Fido - Good Dog
| Here’s the deal. It’s the 50s and a generation ago, some “space dust” arrived in the atmosphere and reanimated corpses into zombies. The living populace fought the “zombie wars” for survival until an enterprising company called Zomcom discovered a method of “killing” the zombies and a method of domesticating them. Now every suburban family has one to do their chores around the house.
Fido, in all its outrageous plot, is intelligent satire that manages to also be entirely entertaining. The 50s represent hypocrisy and idealism and haven’t been used this well as this sort of symbol since Pleasantville. Zomcom represents the omnipresent omnipotent corporation menace that is slowing taking over our lives. The zombies represent, well they can represent many things, from oppressed peoples, foreigners, “infidels,” anything that we are generally afraid of and like to blame all of our own self-created problems on.
All of this is wrapped up in a funny, insightful script with an entertaining and compelling plot.
Fido takes a completely different track than the other “zombie comedy” of late, Shaun of the Dead. Where that film used the zombie conceit to comment on our passionless, repetitive lives, Fido ironically finds “life” in the zombies and liberates them from their exploitation. There is a great line about halfway through where Carrie-Ann Moss decides that she and her son won’t have a funeral and instead are “going zombie!” Most zombie films, even the funny ones, are about trying to survive a zombie onslaught.
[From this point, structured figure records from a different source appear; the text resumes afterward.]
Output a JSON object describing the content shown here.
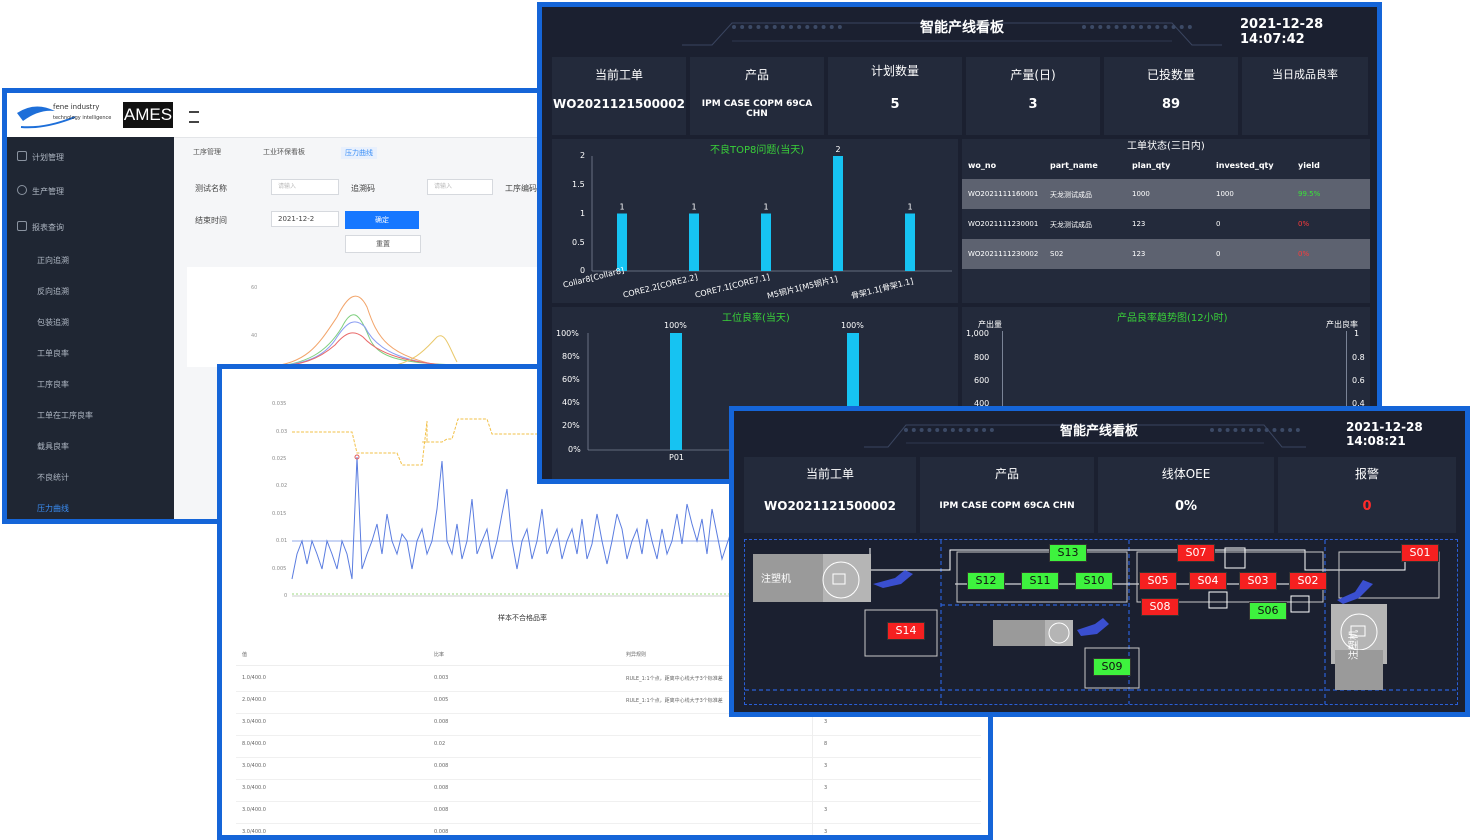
{
  "admin": {
    "logo_text": "AMES",
    "logo_sub_lines": [
      "fene industry",
      "technology intelligence"
    ],
    "menu": [
      {
        "label": "计划管理"
      },
      {
        "label": "生产管理"
      },
      {
        "label": "报表查询"
      }
    ],
    "submenu": [
      "正向追溯",
      "反向追溯",
      "包装追溯",
      "工单良率",
      "工序良率",
      "工单在工序良率",
      "载具良率",
      "不良统计",
      "压力曲线"
    ],
    "tabs": [
      "工序管理",
      "工业环保看板",
      "压力曲线"
    ],
    "filter": {
      "test_name_label": "测试名称",
      "test_name_placeholder": "请输入",
      "trace_code_label": "追溯码",
      "trace_code_placeholder": "请输入",
      "work_order_label": "工序编码",
      "end_time_label": "结束时间",
      "end_time_value": "2021-12-2",
      "confirm_button": "确定",
      "reset_button": "重置"
    },
    "chart_y_ticks": [
      "60",
      "40",
      "20"
    ]
  },
  "spc": {
    "y_ticks": [
      "0.035",
      "0.03",
      "0.025",
      "0.02",
      "0.015",
      "0.01",
      "0.005",
      "0"
    ],
    "x_title": "样本不合格品率",
    "table": {
      "headers": [
        "值",
        "比率",
        "判异规则"
      ],
      "rows": [
        {
          "v": "1.0/400.0",
          "r": "0.003",
          "rule": "RULE_1:1个点，距离中心线大于3个标准差"
        },
        {
          "v": "2.0/400.0",
          "r": "0.005",
          "rule": "RULE_1:1个点，距离中心线大于3个标准差"
        },
        {
          "v": "3.0/400.0",
          "r": "0.008",
          "rule": ""
        },
        {
          "v": "8.0/400.0",
          "r": "0.02",
          "rule": ""
        },
        {
          "v": "3.0/400.0",
          "r": "0.008",
          "rule": ""
        },
        {
          "v": "3.0/400.0",
          "r": "0.008",
          "rule": ""
        },
        {
          "v": "3.0/400.0",
          "r": "0.008",
          "rule": ""
        },
        {
          "v": "3.0/400.0",
          "r": "0.008",
          "rule": ""
        }
      ],
      "extra_col": [
        "3",
        "8",
        "3",
        "3",
        "3",
        "3"
      ]
    }
  },
  "board1": {
    "title": "智能产线看板",
    "time": "2021-12-28 14:07:42",
    "kpis": [
      {
        "label": "当前工单",
        "value": "WO2021121500002"
      },
      {
        "label": "产品",
        "value": "IPM CASE COPM 69CA CHN"
      },
      {
        "label": "计划数量",
        "value": "5"
      },
      {
        "label": "产量(日)",
        "value": "3"
      },
      {
        "label": "已投数量",
        "value": "89"
      },
      {
        "label": "当日成品良率",
        "value": ""
      }
    ],
    "top8": {
      "title": "不良TOP8问题(当天)",
      "y_ticks": [
        "2",
        "1.5",
        "1",
        "0.5",
        "0"
      ],
      "ylim": [
        0,
        2
      ],
      "categories": [
        "Collar8[Collar8]",
        "CORE2.2[CORE2.2]",
        "CORE7.1[CORE7.1]",
        "M5铜片1[M5铜片1]",
        "骨架1.1[骨架1.1]"
      ],
      "values": [
        1,
        1,
        1,
        2,
        1
      ],
      "color": "#16c3f2"
    },
    "status": {
      "title": "工单状态(三日内)",
      "headers": [
        "wo_no",
        "part_name",
        "plan_qty",
        "invested_qty",
        "yield"
      ],
      "rows": [
        {
          "wo_no": "WO2021111160001",
          "part_name": "天龙测试成品",
          "plan_qty": "1000",
          "invested_qty": "1000",
          "yield": "99.5%"
        },
        {
          "wo_no": "WO2021111230001",
          "part_name": "天龙测试成品",
          "plan_qty": "123",
          "invested_qty": "0",
          "yield": "0%"
        },
        {
          "wo_no": "WO2021111230002",
          "part_name": "S02",
          "plan_qty": "123",
          "invested_qty": "0",
          "yield": "0%"
        }
      ]
    },
    "station": {
      "title": "工位良率(当天)",
      "y_ticks": [
        "100%",
        "80%",
        "60%",
        "40%",
        "20%",
        "0%"
      ],
      "categories": [
        "P01",
        ""
      ],
      "values": [
        100,
        100
      ],
      "labels": [
        "100%",
        "100%"
      ]
    },
    "trend": {
      "title": "产品良率趋势图(12小时)",
      "left_label": "产出量",
      "right_label": "产出良率",
      "left_ticks": [
        "1,000",
        "800",
        "600",
        "400"
      ],
      "right_ticks": [
        "1",
        "0.8",
        "0.6",
        "0.4"
      ]
    }
  },
  "board2": {
    "title": "智能产线看板",
    "time": "2021-12-28 14:08:21",
    "kpis": [
      {
        "label": "当前工单",
        "value": "WO2021121500002"
      },
      {
        "label": "产品",
        "value": "IPM CASE COPM 69CA CHN"
      },
      {
        "label": "线体OEE",
        "value": "0%"
      },
      {
        "label": "报警",
        "value": "0"
      }
    ],
    "alarm_color": "#ff2a2a",
    "machine_labels": [
      "注塑机",
      "注塑机"
    ],
    "stations": [
      {
        "id": "S13",
        "status": "ok"
      },
      {
        "id": "S12",
        "status": "ok"
      },
      {
        "id": "S11",
        "status": "ok"
      },
      {
        "id": "S10",
        "status": "ok"
      },
      {
        "id": "S07",
        "status": "alarm"
      },
      {
        "id": "S05",
        "status": "alarm"
      },
      {
        "id": "S04",
        "status": "alarm"
      },
      {
        "id": "S03",
        "status": "alarm"
      },
      {
        "id": "S02",
        "status": "alarm"
      },
      {
        "id": "S01",
        "status": "alarm"
      },
      {
        "id": "S08",
        "status": "alarm"
      },
      {
        "id": "S06",
        "status": "ok"
      },
      {
        "id": "S14",
        "status": "alarm"
      },
      {
        "id": "S09",
        "status": "ok"
      }
    ]
  }
}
Fido is about trying to survive the solution.
And this is a time where trying to survive “solutions” that our governments and corporations are inflicting on us is very relevant. This gives the humour of the film an extra oomph. Not that it needs it. Fido’s script is high wit and the cast is up for it. Besides Carrie-Ann Moss who is wonderfully against type as the typical suburban 50s housewife, there is the delightful Dylan Baker as her repressed husband, the wonderful Tim Blake Nelson (O Brother Where Are’t Thou?) as the odd neighbour and the new K’sun Ray (what were this kids parents thinking anyway?) as the protagonist. This kid has a face of an angel with an old soul behind his eyes. Hopefully he has a bright career ahead of him.
Fido is the kind of refreshing film that comes out of nowhere (although I recognise the years of hard work getting a film like this made) and blindsides you with intelligence, humour and entertainment. Too bad all our trips to the cinema are not this satisfying.